Heh, no tu niestety muszę przyznać rację. Sam kiedyś brałem się za tłumaczenie "Earthbound" na Super Nintendo. Człowiek grzebał w HEX'ie jak szalony, kombinował z tzw. "pointerami", gdzieś w 40% projekt był przygotowany, ale życie szybko przytłoczyło i niestety nigdy nie został ukończony. Zresztą pal licho - dopóki bierzesz się za coś sam, to jeszcze są jakieś (nikłe, bo nikłe) szanse, że pracę skończysz... Natomiast gdy bierze się za to cała ekipa - ouch, ahoj problemy! Generalnie nie polecam. Zresztą dość głośny projekt tłumaczenia "Sonic Adventure" na Dreamcast'a też szybko upadł, głównie przez różne niesnaski w team'ie - bo narzędzia były opracowane (notabene przez Polaka) i wystarczyło tylko "chcieć". :)

Osobiście mam ogromny szacunek do Michała "mziab" Ziąbkowskiego, który od lat nieprzerwanie tłumaczy masę naprawdę dobrych gierek, a złamanego grosza z tego nie dostaje.
Mam chęć wskrzesić ten projekt, więc wszelka pomoc mile widziana ;)

Powodzenia, szczerze. Pasjonatów nigdy dość. :)
W sieci jest dość mało typowych hybryd gdzie user rozwija np. własną postać oraz do tego musi rozwijać np. własną wioskę. Takich gier naprawdę jest mało- bo rozgrywka zazwyczaj musi być dość skomplikowana i nikomu nie chce się nad tym myśleć.

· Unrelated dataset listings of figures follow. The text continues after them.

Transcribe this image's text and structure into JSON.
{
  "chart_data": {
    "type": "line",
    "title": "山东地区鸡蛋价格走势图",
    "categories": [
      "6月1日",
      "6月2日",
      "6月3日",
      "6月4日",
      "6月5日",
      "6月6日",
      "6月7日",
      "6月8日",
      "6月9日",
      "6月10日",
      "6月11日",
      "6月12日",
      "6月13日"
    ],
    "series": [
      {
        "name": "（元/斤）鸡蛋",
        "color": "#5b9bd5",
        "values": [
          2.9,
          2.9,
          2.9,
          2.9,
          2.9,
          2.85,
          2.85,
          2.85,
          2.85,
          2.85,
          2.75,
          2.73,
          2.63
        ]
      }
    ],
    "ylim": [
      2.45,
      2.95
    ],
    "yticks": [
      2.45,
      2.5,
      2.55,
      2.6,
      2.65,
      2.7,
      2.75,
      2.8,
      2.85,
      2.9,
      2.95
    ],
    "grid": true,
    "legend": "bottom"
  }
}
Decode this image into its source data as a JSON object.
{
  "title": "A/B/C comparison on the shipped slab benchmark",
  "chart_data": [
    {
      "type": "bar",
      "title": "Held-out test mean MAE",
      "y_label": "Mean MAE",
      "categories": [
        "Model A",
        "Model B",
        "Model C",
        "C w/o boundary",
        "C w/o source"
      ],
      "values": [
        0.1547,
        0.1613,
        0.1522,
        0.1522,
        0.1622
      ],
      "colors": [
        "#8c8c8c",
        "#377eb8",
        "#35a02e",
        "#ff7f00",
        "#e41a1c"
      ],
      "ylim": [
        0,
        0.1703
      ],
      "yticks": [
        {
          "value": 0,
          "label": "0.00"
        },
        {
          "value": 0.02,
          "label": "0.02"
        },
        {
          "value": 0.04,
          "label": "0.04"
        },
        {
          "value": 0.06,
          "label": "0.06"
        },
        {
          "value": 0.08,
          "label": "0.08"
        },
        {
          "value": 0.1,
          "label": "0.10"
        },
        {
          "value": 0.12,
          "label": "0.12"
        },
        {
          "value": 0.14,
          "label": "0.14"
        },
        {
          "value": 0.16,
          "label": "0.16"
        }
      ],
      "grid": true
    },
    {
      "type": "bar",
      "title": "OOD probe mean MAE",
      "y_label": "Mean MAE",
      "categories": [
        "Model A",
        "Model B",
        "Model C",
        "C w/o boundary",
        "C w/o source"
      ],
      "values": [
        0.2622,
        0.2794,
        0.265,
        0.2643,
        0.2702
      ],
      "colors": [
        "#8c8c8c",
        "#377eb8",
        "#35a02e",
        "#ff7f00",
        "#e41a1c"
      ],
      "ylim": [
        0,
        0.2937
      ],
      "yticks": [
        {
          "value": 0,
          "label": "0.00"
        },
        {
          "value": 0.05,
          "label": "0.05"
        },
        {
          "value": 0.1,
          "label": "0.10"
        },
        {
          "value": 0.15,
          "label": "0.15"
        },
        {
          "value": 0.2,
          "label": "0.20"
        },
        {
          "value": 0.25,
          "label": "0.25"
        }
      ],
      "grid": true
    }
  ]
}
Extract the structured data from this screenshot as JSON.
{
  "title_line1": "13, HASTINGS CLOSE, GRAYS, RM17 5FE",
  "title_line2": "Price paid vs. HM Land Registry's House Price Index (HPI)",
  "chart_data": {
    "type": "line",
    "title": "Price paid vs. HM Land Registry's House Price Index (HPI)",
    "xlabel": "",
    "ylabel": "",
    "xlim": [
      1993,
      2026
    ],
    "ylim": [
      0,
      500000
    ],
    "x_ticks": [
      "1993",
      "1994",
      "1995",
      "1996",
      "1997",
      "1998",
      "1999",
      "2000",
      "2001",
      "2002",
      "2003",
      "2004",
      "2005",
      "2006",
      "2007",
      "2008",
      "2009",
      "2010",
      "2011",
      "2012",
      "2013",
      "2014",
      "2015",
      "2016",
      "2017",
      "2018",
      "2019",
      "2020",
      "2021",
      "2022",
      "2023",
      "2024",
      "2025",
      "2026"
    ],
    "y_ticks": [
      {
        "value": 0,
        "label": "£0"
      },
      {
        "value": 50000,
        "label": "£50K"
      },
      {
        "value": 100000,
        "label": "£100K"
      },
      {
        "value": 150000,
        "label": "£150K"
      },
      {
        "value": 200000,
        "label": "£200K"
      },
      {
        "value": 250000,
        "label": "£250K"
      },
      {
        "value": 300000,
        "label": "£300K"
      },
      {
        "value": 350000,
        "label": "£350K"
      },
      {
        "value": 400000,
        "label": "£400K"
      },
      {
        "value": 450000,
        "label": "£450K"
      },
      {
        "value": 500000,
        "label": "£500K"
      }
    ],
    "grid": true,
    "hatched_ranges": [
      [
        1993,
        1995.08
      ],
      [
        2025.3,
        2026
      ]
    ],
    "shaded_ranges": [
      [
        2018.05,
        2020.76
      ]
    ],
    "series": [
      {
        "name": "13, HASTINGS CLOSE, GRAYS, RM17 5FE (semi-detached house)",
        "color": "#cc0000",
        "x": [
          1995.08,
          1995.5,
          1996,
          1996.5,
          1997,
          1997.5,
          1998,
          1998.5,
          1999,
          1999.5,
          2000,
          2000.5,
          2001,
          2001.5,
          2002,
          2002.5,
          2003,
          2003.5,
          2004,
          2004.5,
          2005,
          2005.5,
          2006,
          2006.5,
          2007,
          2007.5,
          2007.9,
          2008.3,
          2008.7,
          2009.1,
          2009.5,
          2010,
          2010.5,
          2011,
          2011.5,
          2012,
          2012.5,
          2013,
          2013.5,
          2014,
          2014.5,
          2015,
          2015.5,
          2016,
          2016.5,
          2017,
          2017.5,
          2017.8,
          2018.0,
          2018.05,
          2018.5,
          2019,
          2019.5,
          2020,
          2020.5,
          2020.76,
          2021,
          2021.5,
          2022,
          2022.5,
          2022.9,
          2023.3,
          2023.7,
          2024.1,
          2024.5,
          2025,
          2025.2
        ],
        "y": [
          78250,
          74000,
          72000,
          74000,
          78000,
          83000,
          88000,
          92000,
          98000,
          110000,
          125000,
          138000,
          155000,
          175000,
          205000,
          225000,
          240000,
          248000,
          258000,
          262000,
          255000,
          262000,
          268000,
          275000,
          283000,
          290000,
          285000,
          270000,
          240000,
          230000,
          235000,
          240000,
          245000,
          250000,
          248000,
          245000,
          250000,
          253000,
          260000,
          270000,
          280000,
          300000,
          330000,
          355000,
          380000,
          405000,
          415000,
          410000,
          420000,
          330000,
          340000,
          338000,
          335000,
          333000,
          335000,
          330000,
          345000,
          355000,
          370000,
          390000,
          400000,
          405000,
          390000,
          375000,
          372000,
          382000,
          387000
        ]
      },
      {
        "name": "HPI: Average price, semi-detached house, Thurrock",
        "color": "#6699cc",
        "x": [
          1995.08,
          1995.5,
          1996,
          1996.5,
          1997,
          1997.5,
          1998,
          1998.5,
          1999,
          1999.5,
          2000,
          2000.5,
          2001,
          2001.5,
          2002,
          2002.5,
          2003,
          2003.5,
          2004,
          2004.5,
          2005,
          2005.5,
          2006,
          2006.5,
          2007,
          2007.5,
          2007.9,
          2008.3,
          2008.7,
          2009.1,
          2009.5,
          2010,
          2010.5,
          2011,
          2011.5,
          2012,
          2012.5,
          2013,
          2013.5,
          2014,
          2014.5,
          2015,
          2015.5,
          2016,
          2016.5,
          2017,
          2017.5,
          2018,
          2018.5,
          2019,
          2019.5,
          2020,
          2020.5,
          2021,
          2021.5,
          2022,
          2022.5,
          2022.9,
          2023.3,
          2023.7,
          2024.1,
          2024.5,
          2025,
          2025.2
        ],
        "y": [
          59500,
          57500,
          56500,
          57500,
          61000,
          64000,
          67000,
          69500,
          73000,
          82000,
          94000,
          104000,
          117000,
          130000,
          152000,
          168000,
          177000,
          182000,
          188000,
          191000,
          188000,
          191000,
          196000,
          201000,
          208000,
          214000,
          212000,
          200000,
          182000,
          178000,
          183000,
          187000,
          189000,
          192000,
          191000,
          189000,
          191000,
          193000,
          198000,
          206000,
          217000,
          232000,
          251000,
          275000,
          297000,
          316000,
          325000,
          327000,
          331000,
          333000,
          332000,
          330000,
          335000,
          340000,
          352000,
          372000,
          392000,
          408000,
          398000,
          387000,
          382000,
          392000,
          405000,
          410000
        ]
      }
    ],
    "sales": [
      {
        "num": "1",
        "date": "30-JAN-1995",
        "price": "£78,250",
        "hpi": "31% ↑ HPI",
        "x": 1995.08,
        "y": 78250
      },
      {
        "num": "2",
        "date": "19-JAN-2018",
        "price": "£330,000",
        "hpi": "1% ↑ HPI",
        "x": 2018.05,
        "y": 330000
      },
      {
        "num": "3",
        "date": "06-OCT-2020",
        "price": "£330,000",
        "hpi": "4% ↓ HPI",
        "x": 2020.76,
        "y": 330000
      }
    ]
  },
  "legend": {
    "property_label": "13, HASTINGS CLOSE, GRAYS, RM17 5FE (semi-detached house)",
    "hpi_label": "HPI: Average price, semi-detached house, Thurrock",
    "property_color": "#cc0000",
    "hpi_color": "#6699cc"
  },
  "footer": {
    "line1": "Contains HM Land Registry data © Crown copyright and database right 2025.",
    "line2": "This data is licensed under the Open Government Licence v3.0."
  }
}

No i druga strona medalu - przeciętnemu użytkownikowi globalnej sieci też się zbytnio myśleć nie chcę. Strategia jest dobra, dopóki nie jest zbyt skomplikowana. Stąd pewnie popularność wszystkich tych gierek typu "tower defense".
Innym dobrym, ale zazwyczaj i kosztownym, rozwiązaniem są gry 3D przez przeglądarkę. Przykładem jest np. Runescape. Najczęściej do tego typu gier korzysta się z Flash'a lub Java. Niestety- jeden i drugi język jest na tyle dochodowy, że większość programistów oleje nasz uśmiech i dopierdzieli nam ceny z kosmosu... I w tym momencie wizja amatorskiego projektu, który się wybił (np. BloodWars) przeradza się w zwykły komercyjny twór.

"Pieniądz nie śmierdzi", tak jest ze wszystkim - patrz "Graal Online". Nie wiem czy ten twór jeszcze funkcjonuje, ale z początku był w pełni darmowy. Dopiero potem zaczęło się wysysanie zawartości portfeli graczy.
Można też wpływać na gracza poprzez ładną grafikę- to też przyciąga. ba! nawet bardziej przyciąga gracza sama grafika, niż rozgrywka, bo zanim się zarejestruje ocenia on stronę- jeśli ma do czynienia z kiepska grafiką to zakłada z góry, ze będzie ta gra to porażka, jeśli natomiast zobaczy sporo efektów- najpewniej zarejestruje się z ciekawości.

Ewentualnie zostają Ci gracze niszowi - miłośnicy MUD'ów itp. Zauważ, że nawet "Nethack" z czasem pokusił się o środowisko graficzne. Co oczywiście samo w sobie złe nie jest, bo taki np. "Falcon's Eye" kopie zadki niemiłosiernie. :)
Na boku powiem, ze w EL właśnie celowaliśmy z grafiką by przyciągnąć graczy./ Przykłady grafik też dam:
http://www.digart.pl/grupy/4887/Eternal_Lords/
http://eternallordsteam.deviantart.com/

Całkiem niezłe, ale fakt faktem - sama szata graficzna to nie wszystko, jeśli nie jest wprost wybitna. W typowych "casuals" wcale nie łatwo trafić i trzeba sporo się nagimnastykować. Taki "Dragon Court" nie powala może jeśli chodzi o interfejs, ale sama rozgrywka jest całkiem niezła. Zwłaszcza ograniczenie ilości akcji podczas jednego dnia - przynajmniej masz pewność, że nie wkręcisz się "na dobre". Ot godzinka, dwie dziennie i luz. Zdrowe podejście. ;)
reasumując- jeszcze nie wszystko zostało wyciągnięte z gier bMMO. Wciąż każdy twórca skupia się na powielaniu wzorców, a nie na indywidualności i eksperymentowaniu. Gry bMMO mają nadal duży potencjał- wystarczy chcieć go odszukać i rozwijać ;)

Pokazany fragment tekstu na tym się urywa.